Yeni kuşak işadamları
- Türkiye’de son dönemde kültür sanat alanında yatırımların artması,
yeni mekânların açılması, koleksiyonculuğun rağbet görmesi, müzayedelere ilginin
yoğunlaşması birbirini tetikleyen girişimler olarak dikkat çekiyor...
Bugünkü sürecin başlangıcını hasbelkader bir “oyuncu” olarak sahnede olduğum
İKSV’nin genel müdürüyken 1995’te yine Rene Block küratörlüğündeki 4. Bienale
dayandırıyorum. Büyük bir eşik atladığımız o dönem, aynı zamanda İstanbul’a
dışarıdan bir odaklanmanın yoğunlaştığı bir süreçti. 1990’ların sonunda
yurtdışında yapılan ‘İstanbul’ temalı sergilere bakacak olursak ciddi bir artış
görürüz, o artış daha sonra da buraya yansıdı.
Bugün yaşanan bu sirkülasyon da salt moda gibi algılanmamalı. Kamuoyu önderi
konumunda olan, belli bir birikimi edinmiş uluslararası etkileşimdeki yeni nesil
işadamlarımızın girişimlerinin bunda büyük payı var. Onlar da kültür sanat
üzerinden bırakılan izin herhangi bir ticari girişimden daha büyük anlam
taşıdığını gördüler.
Öte yandan Akbank Sanat, Yapı Kredi, Garanti Platform, Borusan Müzik Evi’nin
çağdaş sanatla ilişki kuracak şekilde kendini kurgulamaya çalışıyor olması,
İstanbul’u daha da önemli bir merkez haline getirecek. Taksim’le Galatasaray
arası ne kadar açık bir alışveriş merkezine dönüştürülmeye çalışılıyorsa o
akıntıya karşı Galatasaray-Tünel arasındaki bölge üretime açık bir direnç
noktası olacak.
İKSV beni ben yapan yer’
İKSV beni ben yapan en önemli unsurdur. Yurtdışında yaşıyor olmakla beraber,
bana sağladığı imkânları hiçbir şekilde edinemezdim. Bir yanınızda Riccardo
Mutti, bir tarafınızda Isabella Rossellini, Bob Wilson’ın oturduğunu, Pina
Bausch’la proje konuştuğunuz bir ortamı düşünün. Ben orada olmasaydım, onlar
benim hayatımdan geçmezdi. Onun için şimdi bu zenginliği başka bir dile
çevirmeye çalışıyorum, onun için çok tarakta bezim var ve bugün bu yüzden sanat
ortamındaki bu devinimi daha yakından izleyebilme fırsatım var.’

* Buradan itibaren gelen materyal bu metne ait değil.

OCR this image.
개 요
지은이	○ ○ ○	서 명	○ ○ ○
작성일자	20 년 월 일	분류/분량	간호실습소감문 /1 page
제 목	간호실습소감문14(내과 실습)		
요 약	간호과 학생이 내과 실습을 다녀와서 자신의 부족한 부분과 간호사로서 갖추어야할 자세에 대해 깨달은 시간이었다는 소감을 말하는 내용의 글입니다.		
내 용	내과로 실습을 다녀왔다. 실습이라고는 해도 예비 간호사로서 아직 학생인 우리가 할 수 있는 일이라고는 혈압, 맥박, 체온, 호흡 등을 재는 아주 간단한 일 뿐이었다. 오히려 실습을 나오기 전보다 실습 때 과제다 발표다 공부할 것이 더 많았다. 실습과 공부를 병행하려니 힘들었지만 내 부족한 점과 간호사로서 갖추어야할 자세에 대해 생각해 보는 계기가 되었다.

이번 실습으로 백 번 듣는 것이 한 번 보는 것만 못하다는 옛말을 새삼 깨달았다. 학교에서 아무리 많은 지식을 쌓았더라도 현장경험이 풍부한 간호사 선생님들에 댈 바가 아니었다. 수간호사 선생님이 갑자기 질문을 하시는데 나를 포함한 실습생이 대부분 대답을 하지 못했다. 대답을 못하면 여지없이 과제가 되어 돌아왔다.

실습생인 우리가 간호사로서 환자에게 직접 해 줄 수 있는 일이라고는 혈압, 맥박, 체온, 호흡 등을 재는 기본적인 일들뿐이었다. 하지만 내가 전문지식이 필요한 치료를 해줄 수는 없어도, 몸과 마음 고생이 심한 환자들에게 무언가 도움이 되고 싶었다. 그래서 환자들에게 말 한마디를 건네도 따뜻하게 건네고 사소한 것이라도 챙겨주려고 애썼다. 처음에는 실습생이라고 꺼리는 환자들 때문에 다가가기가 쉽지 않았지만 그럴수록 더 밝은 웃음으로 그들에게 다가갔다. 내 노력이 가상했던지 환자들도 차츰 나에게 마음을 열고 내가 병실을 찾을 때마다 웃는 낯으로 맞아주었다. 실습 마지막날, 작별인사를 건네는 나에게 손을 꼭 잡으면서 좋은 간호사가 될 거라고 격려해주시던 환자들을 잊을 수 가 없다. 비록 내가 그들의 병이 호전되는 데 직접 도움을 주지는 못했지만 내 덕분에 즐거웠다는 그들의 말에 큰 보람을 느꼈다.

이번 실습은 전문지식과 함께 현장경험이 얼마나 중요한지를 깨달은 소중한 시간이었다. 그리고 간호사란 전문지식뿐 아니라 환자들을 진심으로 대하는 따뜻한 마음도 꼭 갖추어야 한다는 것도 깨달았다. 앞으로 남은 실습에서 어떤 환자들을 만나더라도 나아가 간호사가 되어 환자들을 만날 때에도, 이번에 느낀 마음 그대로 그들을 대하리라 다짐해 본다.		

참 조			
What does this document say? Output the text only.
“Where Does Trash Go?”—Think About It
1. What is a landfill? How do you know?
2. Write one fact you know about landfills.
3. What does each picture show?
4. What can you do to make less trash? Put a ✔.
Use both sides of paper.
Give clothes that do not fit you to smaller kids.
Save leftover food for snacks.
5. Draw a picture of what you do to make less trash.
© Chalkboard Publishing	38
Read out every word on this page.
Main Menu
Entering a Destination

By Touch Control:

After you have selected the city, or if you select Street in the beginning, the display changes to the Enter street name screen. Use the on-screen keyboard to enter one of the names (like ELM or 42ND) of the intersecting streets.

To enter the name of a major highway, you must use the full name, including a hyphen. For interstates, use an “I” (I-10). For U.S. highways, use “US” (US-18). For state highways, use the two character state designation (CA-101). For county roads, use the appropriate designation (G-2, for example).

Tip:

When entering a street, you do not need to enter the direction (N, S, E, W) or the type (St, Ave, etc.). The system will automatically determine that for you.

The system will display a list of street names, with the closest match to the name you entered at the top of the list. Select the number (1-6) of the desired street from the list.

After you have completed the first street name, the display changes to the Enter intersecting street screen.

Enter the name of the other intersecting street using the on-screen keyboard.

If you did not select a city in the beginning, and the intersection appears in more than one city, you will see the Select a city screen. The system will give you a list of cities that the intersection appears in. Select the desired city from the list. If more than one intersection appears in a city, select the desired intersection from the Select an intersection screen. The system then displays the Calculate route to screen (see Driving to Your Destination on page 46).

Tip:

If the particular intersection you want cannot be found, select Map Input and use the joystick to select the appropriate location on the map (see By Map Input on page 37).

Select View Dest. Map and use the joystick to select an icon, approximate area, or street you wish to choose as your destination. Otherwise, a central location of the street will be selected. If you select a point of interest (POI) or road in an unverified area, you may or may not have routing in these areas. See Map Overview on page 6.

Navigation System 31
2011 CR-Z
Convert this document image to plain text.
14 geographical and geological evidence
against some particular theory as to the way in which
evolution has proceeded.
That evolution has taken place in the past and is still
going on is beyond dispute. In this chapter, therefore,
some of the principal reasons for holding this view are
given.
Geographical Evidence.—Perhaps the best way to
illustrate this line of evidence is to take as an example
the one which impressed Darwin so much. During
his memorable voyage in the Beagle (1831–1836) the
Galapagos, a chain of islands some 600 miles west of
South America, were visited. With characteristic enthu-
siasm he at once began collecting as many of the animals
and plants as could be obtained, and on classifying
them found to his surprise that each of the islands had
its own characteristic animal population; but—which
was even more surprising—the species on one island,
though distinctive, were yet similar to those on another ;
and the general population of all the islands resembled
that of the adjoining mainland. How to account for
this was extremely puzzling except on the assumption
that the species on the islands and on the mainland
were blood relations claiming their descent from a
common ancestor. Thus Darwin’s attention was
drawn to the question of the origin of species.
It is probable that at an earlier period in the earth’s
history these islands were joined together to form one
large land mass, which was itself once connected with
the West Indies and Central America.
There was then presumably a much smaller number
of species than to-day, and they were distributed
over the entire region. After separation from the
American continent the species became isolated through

‘Kültür başkenti değil panayır yeri!’
“Öncelikle Avrupa Kültür Başkenti projesinin emekleme sürecindeyken daha
anlamlı olduğunu, son yıllarda hedefinden şaştığını ve turistik amaçla
kullanılmaya müsait, kültürel alışveriş tarafı ağır basması gerekirken
olimpiyatları andırmaya başlayan bir kazanç alanına dönüştüğünü düşünüyorum.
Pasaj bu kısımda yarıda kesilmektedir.